To do this, a surgeon removes a portion of the femur (thighbone) or tibia (shinbone). Then, they use metal plates, screws, or rods to hold the remaining pieces of bone together until they heal.
Healing may take several weeks and require you to have very limited movement. In fact, you may be in a full-length leg cast for weeks until your doctor is satisfied that the bone has healed properly.
The maximum length a surgeon can remove from the femur is about
The two procedures described above are intended for different groups of people.
Candidates for an epiphysiodesis
An epiphysiodesis is more frequently used for children and teenagers who are still growing.
This surgery must be timed precisely so that the bone that’s not impaired by surgery will be able to catch up to (but not surpass) the length of the other bone.
Candidates for bone-shortening surgery
A bone-shortening surgery is often best for young adults and adults who are finished growing. Most people are at their final height by age 18 to 20.
It’s only when you’ve reached this full height that a doctor has the best understanding of how much bone should be removed to even out any limb length differences.
Bone-shortening surgeries aren’t without risk. With an epiphysiodesis, potential side effects or complications include:
- deformity of bone growth
- continued growth of bones
- over- or under-correction that doesn’t eliminate the difference
Potential risks or side effects of bone-shortening surgery include:
- bones that heal out of alignment
- over- or under-correction
- nonunion, or bones that fail to properly join during healing
- loss of function
A difference in a child’s leg length may first become noticeable to parents as a child begins to walk. A routine screening at school for scoliosis (curvature of the spine) may also pick up a discrepancy in leg length.

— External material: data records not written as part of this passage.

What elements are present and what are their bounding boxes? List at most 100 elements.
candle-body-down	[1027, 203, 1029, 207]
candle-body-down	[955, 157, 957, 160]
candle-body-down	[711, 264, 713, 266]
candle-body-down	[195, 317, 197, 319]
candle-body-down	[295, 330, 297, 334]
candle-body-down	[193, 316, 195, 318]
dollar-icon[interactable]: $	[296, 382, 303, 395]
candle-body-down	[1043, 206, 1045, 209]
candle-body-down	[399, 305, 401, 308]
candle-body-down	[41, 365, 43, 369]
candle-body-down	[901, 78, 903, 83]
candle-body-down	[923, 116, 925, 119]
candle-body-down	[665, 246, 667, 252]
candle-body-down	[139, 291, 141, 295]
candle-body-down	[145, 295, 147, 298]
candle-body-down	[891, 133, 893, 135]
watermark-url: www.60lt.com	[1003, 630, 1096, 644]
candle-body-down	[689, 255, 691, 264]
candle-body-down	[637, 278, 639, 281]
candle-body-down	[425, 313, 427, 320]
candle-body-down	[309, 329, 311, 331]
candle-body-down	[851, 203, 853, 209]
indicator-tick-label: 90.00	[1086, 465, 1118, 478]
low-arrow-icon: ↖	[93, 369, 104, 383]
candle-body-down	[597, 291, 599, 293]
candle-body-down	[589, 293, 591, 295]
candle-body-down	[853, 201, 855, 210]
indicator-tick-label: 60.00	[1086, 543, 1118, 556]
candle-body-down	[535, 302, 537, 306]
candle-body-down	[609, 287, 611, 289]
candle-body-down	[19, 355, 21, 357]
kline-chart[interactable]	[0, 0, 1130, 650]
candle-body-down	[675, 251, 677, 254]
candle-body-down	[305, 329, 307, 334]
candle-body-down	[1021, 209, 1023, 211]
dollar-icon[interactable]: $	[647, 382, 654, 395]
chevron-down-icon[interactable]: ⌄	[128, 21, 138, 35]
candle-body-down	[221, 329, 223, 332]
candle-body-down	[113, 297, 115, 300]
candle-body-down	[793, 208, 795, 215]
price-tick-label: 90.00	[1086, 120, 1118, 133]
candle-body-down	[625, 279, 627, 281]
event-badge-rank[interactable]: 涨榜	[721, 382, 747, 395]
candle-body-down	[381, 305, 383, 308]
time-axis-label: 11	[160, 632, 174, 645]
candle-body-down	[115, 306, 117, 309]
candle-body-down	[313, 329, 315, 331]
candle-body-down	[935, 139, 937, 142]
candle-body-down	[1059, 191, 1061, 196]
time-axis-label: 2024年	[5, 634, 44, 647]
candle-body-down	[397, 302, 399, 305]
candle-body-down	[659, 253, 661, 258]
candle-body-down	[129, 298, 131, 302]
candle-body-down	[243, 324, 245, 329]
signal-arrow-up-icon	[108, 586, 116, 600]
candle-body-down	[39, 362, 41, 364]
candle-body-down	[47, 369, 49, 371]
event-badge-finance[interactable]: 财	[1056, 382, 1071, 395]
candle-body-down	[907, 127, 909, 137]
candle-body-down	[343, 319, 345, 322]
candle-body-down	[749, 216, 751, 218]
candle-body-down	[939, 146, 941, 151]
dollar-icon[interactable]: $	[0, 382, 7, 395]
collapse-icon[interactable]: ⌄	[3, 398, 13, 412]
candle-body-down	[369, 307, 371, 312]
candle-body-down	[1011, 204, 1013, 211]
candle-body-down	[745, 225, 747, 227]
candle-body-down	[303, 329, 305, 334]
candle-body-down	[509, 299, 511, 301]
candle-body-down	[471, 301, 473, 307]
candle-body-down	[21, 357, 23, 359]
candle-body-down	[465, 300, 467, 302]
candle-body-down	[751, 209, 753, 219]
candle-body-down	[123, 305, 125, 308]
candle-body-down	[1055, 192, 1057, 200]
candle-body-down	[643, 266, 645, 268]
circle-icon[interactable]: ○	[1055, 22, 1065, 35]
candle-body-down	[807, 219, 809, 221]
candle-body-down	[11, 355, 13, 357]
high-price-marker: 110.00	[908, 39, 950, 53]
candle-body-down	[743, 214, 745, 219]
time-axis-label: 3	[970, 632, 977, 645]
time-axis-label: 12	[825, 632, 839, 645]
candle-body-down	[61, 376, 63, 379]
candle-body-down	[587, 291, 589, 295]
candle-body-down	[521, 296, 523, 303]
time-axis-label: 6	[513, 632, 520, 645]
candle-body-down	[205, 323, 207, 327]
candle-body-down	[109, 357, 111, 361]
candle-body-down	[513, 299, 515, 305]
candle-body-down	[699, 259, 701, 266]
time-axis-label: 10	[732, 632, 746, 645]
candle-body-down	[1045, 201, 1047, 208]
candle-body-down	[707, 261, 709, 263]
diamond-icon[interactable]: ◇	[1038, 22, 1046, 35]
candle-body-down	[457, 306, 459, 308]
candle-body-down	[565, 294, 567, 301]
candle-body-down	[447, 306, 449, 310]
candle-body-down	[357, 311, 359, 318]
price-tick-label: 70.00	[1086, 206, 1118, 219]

To diagnose a variation in leg lengths, a doctor first reviews a child’s general health and medical history.
They then conduct a physical exam that involves observing the way a child walks. A child may compensate for a difference in leg length by walking on the toes of their shorter leg or bending the knee of their longer leg.
The doctor may measure the difference between legs by placing wooden blocks under the shorter leg until both hips are level. Imaging studies (such as X-rays and CT scans) may also be used to measure the length and density of the leg bones.
If a child is still growing, their doctor may recommend waiting to see if the difference in leg length increases or remains the same.
To monitor growth, the doctor may choose to repeat the physical examination and imaging tests every 6 to 12 months.
Both of these procedures are likely to cost several tens of thousands of dollars. Both will require a hospital stay, but a bone-shortening surgery may require an even longer stay. This increases the total cost of the procedure.
Insurance may cover the cost of either procedure, especially if your doctor determines the bone length differences is causing significant impairment.
However, it’s advisable that you call your health insurance company to verify coverage before undertaking the procedure so you don’t have any surprise bills.
If you’re unhappy with your height or have issues because your legs are different lengths, you should talk with a doctor.
In some cases, a correction may be as simple as wearing special shoes. Shoes with interior lifts can correct a limb length difference and help eliminate any issues it’s causing you.
But if the difference between your limbs is still too great, surgery may be an option. Your doctor can walk you through the steps that are necessary to determine if you qualify for surgery and help you prepare for the recovery process.
The human body isn’t symmetrical, so it’s not uncommon for a person to have slight differences in the length of their arms or legs. But greater differences — ones that are more than a few centimeters — can affect your well-being and quality of life.
If a limb length difference is causing you pain or affecting your day-to-day activities, a bone-shortening surgery may provide relief. Your doctor can help you begin the process to understand your options.